The deep reinforcement learning algorithm of (Mnih et al., 2013) combines Q-learning methods from the field of reinforcement learning with deep convolutional networks, as well as a hippocampus-inspired “experience replay” mechanism (which “smoothes out” the learning process as compared to standard sequential Q-learning), in order to learn mappings from “sensory” data to optimal actions (mapping the last few screen images to the predicted reward values of a fixed set of actions).
The LEABRA model divides cortex into posterior sensory hierarchies and frontal areas which perform “active maintenance” of working memory representations used in decision making, while also incorporating a basal ganglia model that gates information flow in the prefrontal cortex and learns via reinforcement (Petrov, Jilk, & O’Reilly, 2010).

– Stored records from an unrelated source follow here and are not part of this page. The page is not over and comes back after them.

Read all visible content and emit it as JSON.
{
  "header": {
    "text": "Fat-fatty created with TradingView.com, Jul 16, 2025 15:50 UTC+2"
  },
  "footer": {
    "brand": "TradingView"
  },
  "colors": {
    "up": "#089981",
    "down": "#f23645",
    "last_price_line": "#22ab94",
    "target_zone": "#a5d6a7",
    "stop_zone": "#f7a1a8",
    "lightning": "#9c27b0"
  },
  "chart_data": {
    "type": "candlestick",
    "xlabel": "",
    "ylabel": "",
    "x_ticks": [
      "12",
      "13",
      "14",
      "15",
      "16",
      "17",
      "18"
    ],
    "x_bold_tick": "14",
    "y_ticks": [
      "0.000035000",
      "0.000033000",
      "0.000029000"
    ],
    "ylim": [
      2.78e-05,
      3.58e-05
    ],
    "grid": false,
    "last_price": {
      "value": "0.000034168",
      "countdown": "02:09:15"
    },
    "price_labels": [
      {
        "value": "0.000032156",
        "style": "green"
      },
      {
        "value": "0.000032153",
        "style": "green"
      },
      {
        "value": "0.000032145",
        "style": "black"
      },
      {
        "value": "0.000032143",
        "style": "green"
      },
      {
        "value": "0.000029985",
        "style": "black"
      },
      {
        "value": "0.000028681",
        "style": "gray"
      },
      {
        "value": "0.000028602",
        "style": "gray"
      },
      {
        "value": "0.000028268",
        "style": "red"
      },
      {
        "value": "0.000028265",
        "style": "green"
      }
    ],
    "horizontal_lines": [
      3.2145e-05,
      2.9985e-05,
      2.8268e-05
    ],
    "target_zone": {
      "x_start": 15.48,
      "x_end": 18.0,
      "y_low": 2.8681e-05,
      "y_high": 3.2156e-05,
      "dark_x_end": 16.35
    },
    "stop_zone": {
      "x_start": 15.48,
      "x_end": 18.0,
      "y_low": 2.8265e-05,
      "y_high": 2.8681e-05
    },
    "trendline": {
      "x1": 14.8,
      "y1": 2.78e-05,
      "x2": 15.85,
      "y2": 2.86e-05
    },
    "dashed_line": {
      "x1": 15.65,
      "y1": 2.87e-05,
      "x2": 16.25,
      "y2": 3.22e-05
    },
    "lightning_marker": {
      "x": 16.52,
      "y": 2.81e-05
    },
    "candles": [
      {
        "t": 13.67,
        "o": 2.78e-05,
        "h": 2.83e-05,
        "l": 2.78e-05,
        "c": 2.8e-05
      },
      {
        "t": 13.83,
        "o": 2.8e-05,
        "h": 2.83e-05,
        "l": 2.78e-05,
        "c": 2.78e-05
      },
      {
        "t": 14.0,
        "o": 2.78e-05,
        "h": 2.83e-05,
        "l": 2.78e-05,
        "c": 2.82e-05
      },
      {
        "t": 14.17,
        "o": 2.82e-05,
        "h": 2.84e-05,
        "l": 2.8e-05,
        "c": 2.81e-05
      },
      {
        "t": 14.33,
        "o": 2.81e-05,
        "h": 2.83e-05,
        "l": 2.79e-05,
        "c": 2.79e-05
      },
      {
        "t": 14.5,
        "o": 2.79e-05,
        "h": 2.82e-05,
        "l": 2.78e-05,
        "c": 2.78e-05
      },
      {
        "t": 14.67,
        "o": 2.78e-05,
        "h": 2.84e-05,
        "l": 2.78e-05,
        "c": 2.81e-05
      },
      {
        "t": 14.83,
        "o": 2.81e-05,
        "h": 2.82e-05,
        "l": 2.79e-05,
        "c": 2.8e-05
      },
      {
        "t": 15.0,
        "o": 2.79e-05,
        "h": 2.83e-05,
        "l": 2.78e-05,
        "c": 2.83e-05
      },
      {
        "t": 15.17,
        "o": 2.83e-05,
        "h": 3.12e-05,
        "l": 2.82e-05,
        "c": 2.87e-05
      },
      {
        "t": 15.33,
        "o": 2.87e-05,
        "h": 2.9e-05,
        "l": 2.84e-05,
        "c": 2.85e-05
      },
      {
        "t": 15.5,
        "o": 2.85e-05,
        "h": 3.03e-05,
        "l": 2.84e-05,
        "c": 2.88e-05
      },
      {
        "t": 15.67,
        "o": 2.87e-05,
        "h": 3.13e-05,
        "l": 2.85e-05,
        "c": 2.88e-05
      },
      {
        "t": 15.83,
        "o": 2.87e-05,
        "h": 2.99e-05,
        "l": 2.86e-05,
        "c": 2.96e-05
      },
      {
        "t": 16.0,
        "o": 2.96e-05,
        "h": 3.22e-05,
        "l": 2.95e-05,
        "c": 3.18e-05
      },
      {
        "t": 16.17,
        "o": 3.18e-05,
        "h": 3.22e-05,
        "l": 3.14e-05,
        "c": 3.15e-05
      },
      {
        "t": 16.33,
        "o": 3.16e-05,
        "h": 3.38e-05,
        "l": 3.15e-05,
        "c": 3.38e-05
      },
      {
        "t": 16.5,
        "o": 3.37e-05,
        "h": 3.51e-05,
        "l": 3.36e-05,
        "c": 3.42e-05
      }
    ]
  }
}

The Neural Turing Machine (NTM) (Graves, Wayne, & Danihelka, 2014) offers a novel approach to integrating location-addressable memory functions inspired by biological working memory, attention and variable binding with recurrent neural networks that can be trained by gradient descent. This work also highlights the relationships between long short-term memory (LSTM) networks (Hochreiter & Schmidhuber, 1997) and models of PFC/basal ganglia functions (Hazy, Frank, & O’Reilly, 2006; Krueger & Dayan, 2009) that include gating and persistent working memory. When an LSTM is trained to control a memory that is jointly addressable by content and by location (using a mechanism inspired by the notion of “attention), the resulting networks seem to learn sequential algorithms that require variable binding and indirection (Graves et al., 2014). The recurrent loops carried out by LSTM and NTM networks are suggestive of ACT-R production rules (Anderson, 2007) and hypothesized cognitive cycles in the brain (Buschman & Miller, 2010). See also (Bahdanau, Cho, & Bengio, 2014; Weston, Chopra, & Bordes, 2014).

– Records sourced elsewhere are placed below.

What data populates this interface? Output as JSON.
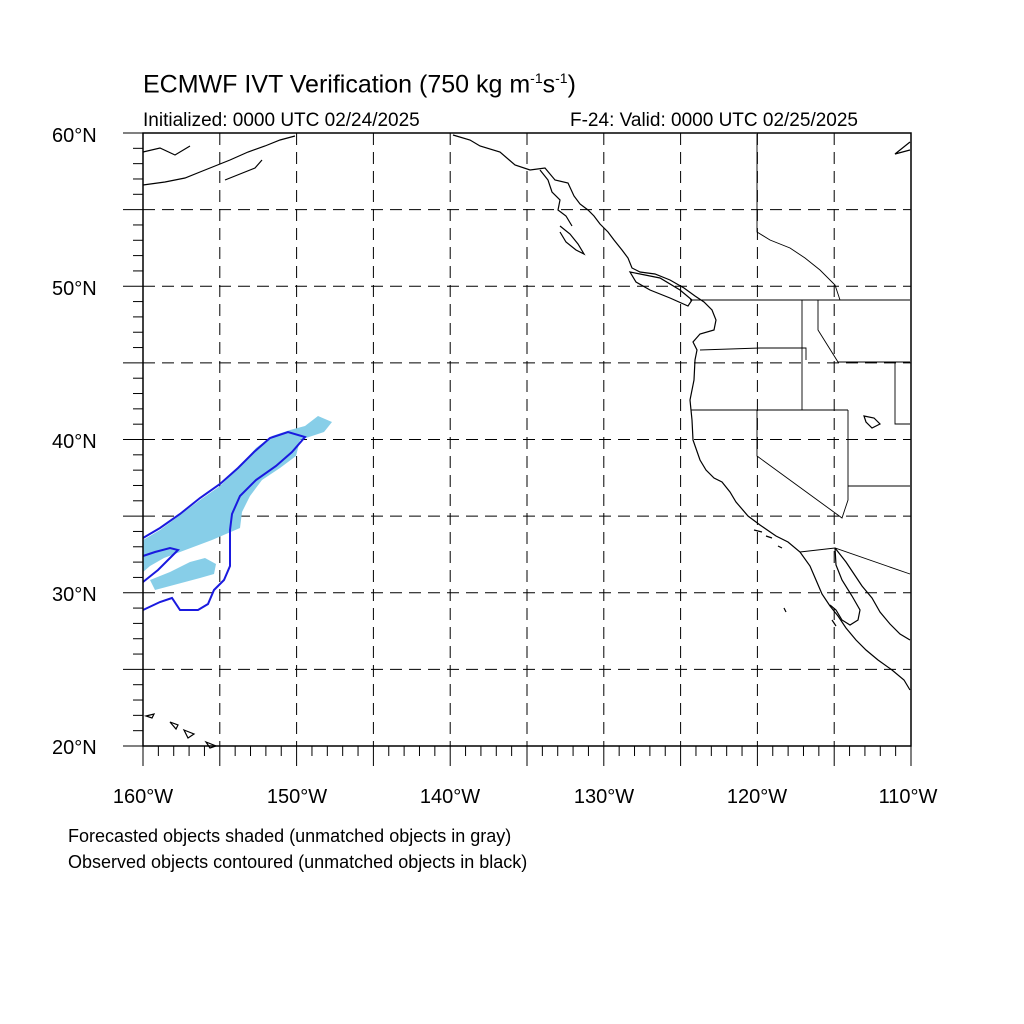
{
  "title": {
    "main_prefix": "ECMWF IVT Verification (750 kg m",
    "exp1": "-1",
    "mid": "s",
    "exp2": "-1",
    "suffix": ")"
  },
  "subtitle": {
    "initialized": "Initialized: 0000 UTC 02/24/2025",
    "valid": "F-24: Valid: 0000 UTC 02/25/2025"
  },
  "map": {
    "lon_range": [
      -160,
      -110
    ],
    "lat_range": [
      20,
      60
    ],
    "grid": "dashed every 5 degrees",
    "lat_labels": [
      "20°N",
      "30°N",
      "40°N",
      "50°N",
      "60°N"
    ],
    "lon_labels": [
      "160°W",
      "150°W",
      "140°W",
      "130°W",
      "120°W",
      "110°W"
    ],
    "colors": {
      "forecast_fill": "#87cee8",
      "observed_contour": "#1a1adf",
      "coastline": "#000000"
    }
  },
  "notes": {
    "line1": "Forecasted objects shaded (unmatched objects in gray)",
    "line2": "Observed objects contoured (unmatched objects in black)"
  }
}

But none of these go far enough. Many are still framed as one-size-fits-all solutions; our goal is not to start from a single algorithmic task (e.g., game playing, as in the deep reinforcement learning algorithm), nor to propose a single master algorithm for deriving networks by gradient descent optimization (as in the NTM) or via a single mathematical framework (as in the NEF), nor with a single canonical operation or learning rule, but instead to help reframe the research enterprise – as one in which a core goal is to develop a taxonomy of mechanisms, akin to the basic instructions in a microprocessor, i.e., to encourage cross-disciplinary efforts towards characterizing an integrative taxonomy and phylogeny of neural computations in the brain: what such circuits achieve, how they are realized biologically and computationally, and how they have diverged over evolutionary time.